You know the difference between the position in the Grünfield and this one? In the grünfield position white already pushed e4. This of course, makes a huge difference.
I agree with IM pfren. The problem with Nxc3 is it opens the b-file. So maybe Nb6 is the best move, thank you!
chessmasters2004, I know, I know, it's quite obvious. somehow, I forgot to mention it.
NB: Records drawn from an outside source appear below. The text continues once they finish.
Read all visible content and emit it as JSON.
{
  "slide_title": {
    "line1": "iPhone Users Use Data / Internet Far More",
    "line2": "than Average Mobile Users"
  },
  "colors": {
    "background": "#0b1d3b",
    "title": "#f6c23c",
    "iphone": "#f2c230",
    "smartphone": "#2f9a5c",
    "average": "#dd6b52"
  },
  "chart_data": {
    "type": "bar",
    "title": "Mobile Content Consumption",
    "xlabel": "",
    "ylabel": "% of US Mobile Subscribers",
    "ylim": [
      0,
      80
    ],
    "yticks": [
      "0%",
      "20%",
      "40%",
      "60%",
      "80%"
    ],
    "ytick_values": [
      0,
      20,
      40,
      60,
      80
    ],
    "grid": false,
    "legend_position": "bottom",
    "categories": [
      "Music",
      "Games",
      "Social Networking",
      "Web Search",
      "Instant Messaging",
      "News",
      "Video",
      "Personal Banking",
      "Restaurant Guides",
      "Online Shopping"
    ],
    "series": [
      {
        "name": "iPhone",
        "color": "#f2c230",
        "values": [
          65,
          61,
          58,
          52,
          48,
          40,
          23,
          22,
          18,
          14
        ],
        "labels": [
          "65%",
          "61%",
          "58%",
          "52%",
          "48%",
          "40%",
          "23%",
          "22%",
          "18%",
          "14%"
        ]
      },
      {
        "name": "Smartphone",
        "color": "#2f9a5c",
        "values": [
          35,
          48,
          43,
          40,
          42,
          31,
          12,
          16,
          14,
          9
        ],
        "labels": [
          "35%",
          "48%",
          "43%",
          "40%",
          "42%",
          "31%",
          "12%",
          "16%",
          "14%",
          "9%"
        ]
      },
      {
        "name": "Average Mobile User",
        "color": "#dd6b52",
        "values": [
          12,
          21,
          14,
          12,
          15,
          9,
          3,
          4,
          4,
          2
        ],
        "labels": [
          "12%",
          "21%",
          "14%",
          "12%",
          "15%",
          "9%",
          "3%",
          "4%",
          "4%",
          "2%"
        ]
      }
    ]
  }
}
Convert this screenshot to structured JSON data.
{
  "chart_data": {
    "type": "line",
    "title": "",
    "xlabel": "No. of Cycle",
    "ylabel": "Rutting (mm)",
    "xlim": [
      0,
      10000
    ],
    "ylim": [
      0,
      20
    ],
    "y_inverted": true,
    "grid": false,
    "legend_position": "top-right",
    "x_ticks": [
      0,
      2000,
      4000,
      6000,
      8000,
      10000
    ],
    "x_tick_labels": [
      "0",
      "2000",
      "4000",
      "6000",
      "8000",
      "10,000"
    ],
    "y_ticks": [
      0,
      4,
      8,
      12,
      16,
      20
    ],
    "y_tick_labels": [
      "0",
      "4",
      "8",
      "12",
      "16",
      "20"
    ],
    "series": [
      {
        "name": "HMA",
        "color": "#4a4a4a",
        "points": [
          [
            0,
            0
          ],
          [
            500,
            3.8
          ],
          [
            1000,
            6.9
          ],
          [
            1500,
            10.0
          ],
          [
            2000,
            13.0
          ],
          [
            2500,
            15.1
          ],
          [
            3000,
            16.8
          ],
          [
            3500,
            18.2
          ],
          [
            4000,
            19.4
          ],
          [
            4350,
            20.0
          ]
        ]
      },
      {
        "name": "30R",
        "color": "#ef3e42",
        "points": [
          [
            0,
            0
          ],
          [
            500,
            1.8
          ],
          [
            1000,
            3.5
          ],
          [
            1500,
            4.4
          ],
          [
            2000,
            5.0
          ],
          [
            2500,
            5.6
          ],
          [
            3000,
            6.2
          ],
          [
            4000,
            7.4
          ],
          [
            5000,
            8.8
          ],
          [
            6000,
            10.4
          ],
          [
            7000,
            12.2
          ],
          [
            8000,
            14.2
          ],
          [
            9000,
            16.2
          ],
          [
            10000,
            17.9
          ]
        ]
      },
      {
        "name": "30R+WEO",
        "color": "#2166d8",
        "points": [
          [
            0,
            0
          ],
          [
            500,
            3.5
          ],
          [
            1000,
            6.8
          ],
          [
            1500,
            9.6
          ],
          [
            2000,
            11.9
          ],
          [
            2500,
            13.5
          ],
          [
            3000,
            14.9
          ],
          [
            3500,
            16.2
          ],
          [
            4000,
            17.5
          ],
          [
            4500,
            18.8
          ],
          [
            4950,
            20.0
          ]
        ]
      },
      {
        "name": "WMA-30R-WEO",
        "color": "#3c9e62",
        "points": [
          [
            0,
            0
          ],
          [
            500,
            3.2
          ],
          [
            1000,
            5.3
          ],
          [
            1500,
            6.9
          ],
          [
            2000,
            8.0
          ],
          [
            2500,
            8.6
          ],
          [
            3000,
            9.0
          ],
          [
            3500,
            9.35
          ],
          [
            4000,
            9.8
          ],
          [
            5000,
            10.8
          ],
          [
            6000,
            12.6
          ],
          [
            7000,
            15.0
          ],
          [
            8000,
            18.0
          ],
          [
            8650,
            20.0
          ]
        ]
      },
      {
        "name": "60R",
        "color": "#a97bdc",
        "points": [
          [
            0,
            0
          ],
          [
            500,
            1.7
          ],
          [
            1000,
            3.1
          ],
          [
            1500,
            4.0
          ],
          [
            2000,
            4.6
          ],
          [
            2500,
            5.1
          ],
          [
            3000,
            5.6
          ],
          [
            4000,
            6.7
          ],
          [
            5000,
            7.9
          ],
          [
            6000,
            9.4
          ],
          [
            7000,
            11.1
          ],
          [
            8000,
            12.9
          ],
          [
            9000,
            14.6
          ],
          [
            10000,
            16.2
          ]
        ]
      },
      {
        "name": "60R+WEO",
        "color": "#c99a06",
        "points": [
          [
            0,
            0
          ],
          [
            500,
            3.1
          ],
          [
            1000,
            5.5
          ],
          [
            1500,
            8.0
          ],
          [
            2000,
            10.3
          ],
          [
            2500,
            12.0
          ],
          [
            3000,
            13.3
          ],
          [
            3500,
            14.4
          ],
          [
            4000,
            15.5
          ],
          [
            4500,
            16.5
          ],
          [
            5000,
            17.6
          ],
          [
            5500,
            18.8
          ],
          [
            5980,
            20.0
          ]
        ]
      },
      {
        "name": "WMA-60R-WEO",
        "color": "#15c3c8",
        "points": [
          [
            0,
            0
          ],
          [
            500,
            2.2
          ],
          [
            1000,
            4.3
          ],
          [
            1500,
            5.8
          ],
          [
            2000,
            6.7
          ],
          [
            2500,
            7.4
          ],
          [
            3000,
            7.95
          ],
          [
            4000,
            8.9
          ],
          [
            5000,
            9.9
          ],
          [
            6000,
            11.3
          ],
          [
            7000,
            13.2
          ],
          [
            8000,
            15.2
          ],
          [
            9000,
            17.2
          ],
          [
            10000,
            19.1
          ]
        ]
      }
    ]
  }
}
Anway, you're right, it makes all the difference.
The problem with Nxc3 is that after an eventual Rb1 white is threatening b7, and Black is (supposedly) forced to misplace the b8 knight to d7. However, it seems that Black may afford falling into the "trap"- Chinese GM Li Chao seems happy to play the Black hand.
Black's compensation seems reasonable after both 11.Nf3 and 11.f3. I have not analysed the position to any depth, but the chinese players apparently have.In any case, 5...Nxc3 is ages better than 5...e6? which just shows poor positional understanding- white simply develops with Nf3,0-0,d4 etc and Black has a real problem with the development of his queenside (and the Bc8 in particular), let alone some softness on the kingside dark squares.
There is also 5...Nb6 (currently the most popular at high level), which is normal, safe chess.
5...c6 is of course playable, but you shouldn't expect white to be dumb enough to reply with the lemon 6.Nxd5 - would you?
With due respect to Mr. IM i would like to add that without letting white play e2-e4 if black plays Nxc3?! , then white gets a much better version of Grunfeld and therefore at very top level Nb6 is more played.
With due respect to your chess authority, you have no clue. Regards.